Gülme-Bir Tutkuya Dair Notlar’da Anca Parvulescu’nun bir elmas yontucusu niteliğiyle o mineral üzerindeki işçiliğidir. Gülme, şimdiki zamanın ‘neşesi’ ve ‘dehşeti’dir. Hem o, hem ötekidir.

SOYTARILARIN İŞLEVİ SOYLULARI GÜLDÜRMEK DEĞİLDİR

Hlebnikov’un şiirinde esnetilip, bükülüp, çarpıtılarak kullanılan gülme/gülücüler gibi sözcükler, Parvulescu’ya göre ‘emir kipi’ndedir.

Böylece şiir içeriğiyle ve işaret ettiği gülmenin aşkın anlamlarıyla ‘manifesto’ niteliğindedir. 1909 yılında yazılan şiir yaratmış olduğu kurmaca bir kolletkifi işaret eder ve bu kolektif ‘dünya gülücüleri’ olarak adlandırılanlar için aynı anda bir çağırıydı. Gülücülerin kimliği ne yazık ki açıklıkla gösterilmiyor? Kim bu gülücüler? Onca acıya, trajediye karşın, sanki hiçbir şey olmamış gibi dünya yansa da umurumda değil diyerek duyarsız kalanlar mı, yoksa o yangını tutuşturanlar mı?

Parvulescu, kimlikleri açıklıkla belli olmayan gülücüler için “Gülmeciliğin gülücüleri, gülmeye davet ediliyor ama ‘gülücü’ kelimesinin asgari bağının ötesinde bir kimlik sergilemiyorlar, hatta bir gelecek ya da gaye hiç yansıtmıyorlar.” Öyleyse şiir boşlukta kalmış mı oluyor? Üstelik manifesto olma savını hak edecek kadar iddialı bir şiir, şairini, politikacısını, gülücüsünü bulamamış mı sayılıyor?

Hlebnikov, gülücüleri açıklıkla göstermese de gülücülerin var olduğu gerçek. Gülücüler dünyayı acınası duruma çevirip, yarattıkları kaostan ve dehşetten yararlanarak eserleriyle övünüp, çırpınan ve gırtlağına kadar batanları izlediklerinde gülmeyi sürdürüyorlar. Asıl sorun gülünenlerin kimliklerinden de açıklıkla söz edilmemiş olmasına karşın, gülünülenlerin kendilerine gülenler karşısında ne yaptıklarıdır. Üstelik gülününler kimi Shakespeare yapıtlarındaki gibi gülünüldüklerinde bile aslında gülenlere gülenler değil. İngiliz trajedilerindeki soytarıların işlevi soyluları güldürmek değildir, tıpkı gülmecenin hoşlukla güldürmesi olmayıp düşündürdüğü gibi.

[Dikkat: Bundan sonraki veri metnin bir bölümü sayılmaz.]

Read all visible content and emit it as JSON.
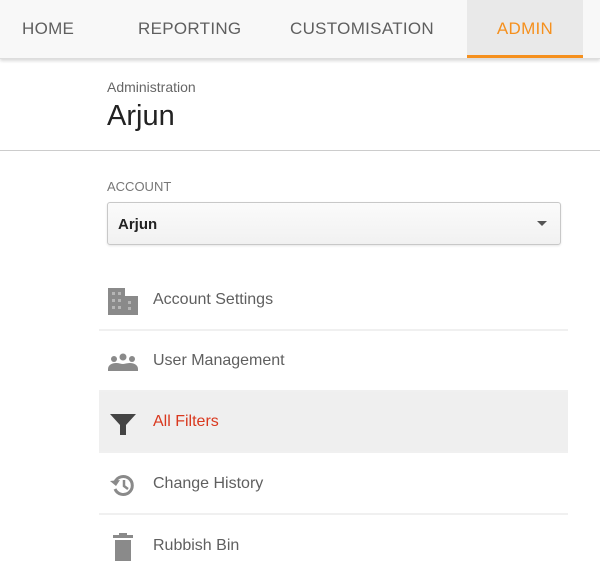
{
  "tabs": [
    {
      "label": "HOME"
    },
    {
      "label": "REPORTING"
    },
    {
      "label": "CUSTOMISATION"
    },
    {
      "label": "ADMIN",
      "active": true
    }
  ],
  "header": {
    "breadcrumb": "Administration",
    "title": "Arjun"
  },
  "account": {
    "label": "ACCOUNT",
    "selected": "Arjun"
  },
  "menu": [
    {
      "label": "Account Settings",
      "icon": "building-icon"
    },
    {
      "label": "User Management",
      "icon": "people-icon"
    },
    {
      "label": "All Filters",
      "icon": "filter-icon",
      "selected": true
    },
    {
      "label": "Change History",
      "icon": "history-icon"
    },
    {
      "label": "Rubbish Bin",
      "icon": "trash-icon"
    }
  ],
  "colors": {
    "accent": "#f5901e",
    "selected_text": "#d9381e"
  }
}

Parvulescu, Hlebnikov’un gülme kipinin, mizah, gülmece, komedi kuramlarının, gülme eylemi üstüne geliştirdikleri ‘Üstünlük, aykırılık, avuntu’ kuramlarını dert edinmediğini ileri sürer,  başka bir şeye verilen bir tepki olduğunu varsayar. Diğer üç kuramdan daha değerli olduğunu söyleyebiliriz. Gülmecenin zalimin zulmüne karşı mazlumun silahı olması ‘tepki’ olarak görülebilir.

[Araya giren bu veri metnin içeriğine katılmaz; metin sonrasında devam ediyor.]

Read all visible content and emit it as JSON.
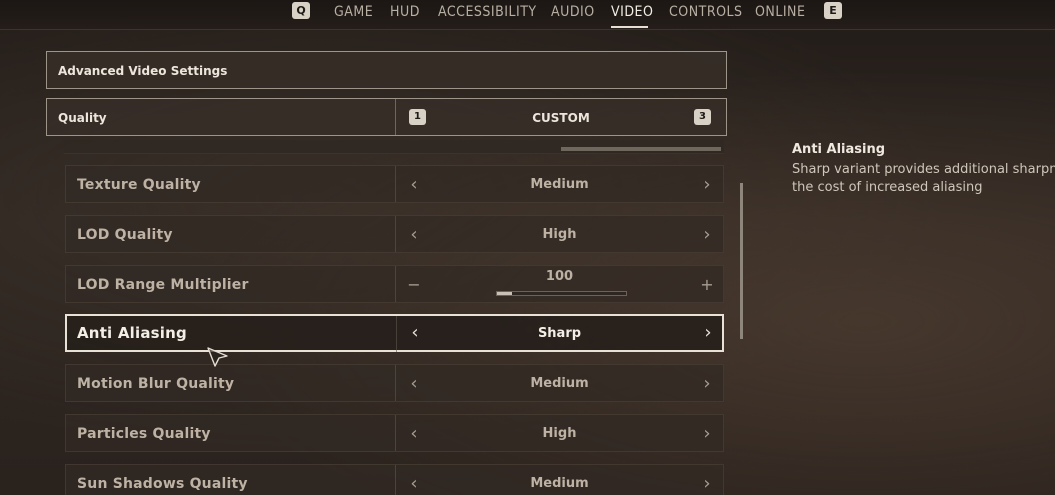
{
  "nav": {
    "left_key": "Q",
    "right_key": "E",
    "tabs": [
      "GAME",
      "HUD",
      "ACCESSIBILITY",
      "AUDIO",
      "VIDEO",
      "CONTROLS",
      "ONLINE"
    ],
    "active_tab": "VIDEO"
  },
  "section": {
    "title": "Advanced Video Settings"
  },
  "quality": {
    "label": "Quality",
    "value": "CUSTOM",
    "left_key": "1",
    "right_key": "3"
  },
  "settings": [
    {
      "label": "Texture Quality",
      "value": "Medium"
    },
    {
      "label": "LOD Quality",
      "value": "High"
    },
    {
      "label": "LOD Range Multiplier",
      "value": "100",
      "slider_fraction": 0.12
    },
    {
      "label": "Anti Aliasing",
      "value": "Sharp"
    },
    {
      "label": "Motion Blur Quality",
      "value": "Medium"
    },
    {
      "label": "Particles Quality",
      "value": "High"
    },
    {
      "label": "Sun Shadows Quality",
      "value": "Medium"
    }
  ],
  "selected_setting": "Anti Aliasing",
  "description": {
    "title": "Anti Aliasing",
    "line1": "Sharp variant provides additional sharpne",
    "line2": "the cost of increased aliasing"
  },
  "glyphs": {
    "arrow_left": "‹",
    "arrow_right": "›",
    "minus": "−",
    "plus": "+"
  },
  "colors": {
    "accent": "#e8e1d6",
    "panel": "#322a24"
  }
}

Parvulescu Gülme-Bir Tutkuya Dair Notlarda gülme ediminin içeriğiyle birlikte biçimine de dikkat çekmek ister; …gülme davranışı ya da gülmeye başvurmak, farklı türde sorunları ilgilendirir: Gülerken beden nasıl görünüyor? Gülme sesi nasıl? Gülmenin zamanı nedir? Gülme patlaması nerede, hangi yerde olası? İki ya da daha fazla insanın birlikte gülmesinin anlamı ne? Gülme ne işe yarıyor (ya da yaramıyor)? En önemlisi de, gülerken ne tür özneler haline geliyoruz? Her ne kadar geçici de olsa ‘gülüyorum, öyleyse varım (ya da yokum)’ misali gülücü olmanın öznelliğine demir atmanın anlamı ne?” Parvulescu, bu soruların yanıtlarını da vermeye çalışıyor.

İNSANI HAYVANDAN AYIRAN EN ÖNEMLİ ÖZELLİK

Parvulescu’nun çalışması felsefe de dâhil olmak üzere diğer bilim disiplinleriyle de ilişki kuruyor. Aristoteles’ten, Henri Bergson’a, Battaille’ye, La Chambre’ye, Descartes’e, Hobbes’a, Spinoza’ya, Malebranche’ye değin felsefi metinlerin gülmeye ilişkin bağlantılarını araştırıyor.

Felsefe olarak gülme eylemi kimi zaman gülmenin toplumsal işlevi, kimi zaman da neden gülündüğü üzerine yoğunlaşır. Tek bir kavram, Parvulescu’nun çalışmasıyla varsıllaşıyor. Gülmeyi diğer tutku türlerinin bir uzantısı olarak değil, onu aşkın, kendi başına bir tutku olarak değerlendiriyor.

Sevinç Sokullu ‘Türk Tiyatrosunda Komedyanın Evrimi” çalışmasında gülmeyi açıklayan farklı kuramların işlevlerine ilişkin “Gülmeyi açıklamaya çalışan kuramlar işlevsel çözümlemeye de yönelmişlerdir. Bu sonuçlara göre komedyanın çifte işlevi ortaya çıkmaktadır. Bunların ilki trajedyanın ‘katharsis’ ine karşılık ‘katastasis’; yani insanı, bastırılmış, itilmiş duygularından kurtararak gevşetme, rahatlatmadır. İkinci görevi ise, gülme ile budalalığı ve kusuru gösterip cezalandırma ve bu yolla toplumsal yaşamı düzeltmek, iyileştirmek, bütünleştirmektir” yargısına ek olarak, kendisi de St. Louis’te Washington Üniversitesi’nde, Karşılaştırmalı Edebiyatta Lisansüstü Çalışmalar Direktörlüğü yapan Parvulescu, gülme kavramına katkı yaparak onu uygarlaştırma kavramı ile açıklamaya çalışıyor. Parvulescu’nun “Gülme-Bir Tutkuya Dair Notlar”ı gülmeye davettir.

Bergson haklı:  düşünmek değil gülmek insanı hayvandan ayıran en önemli özellik!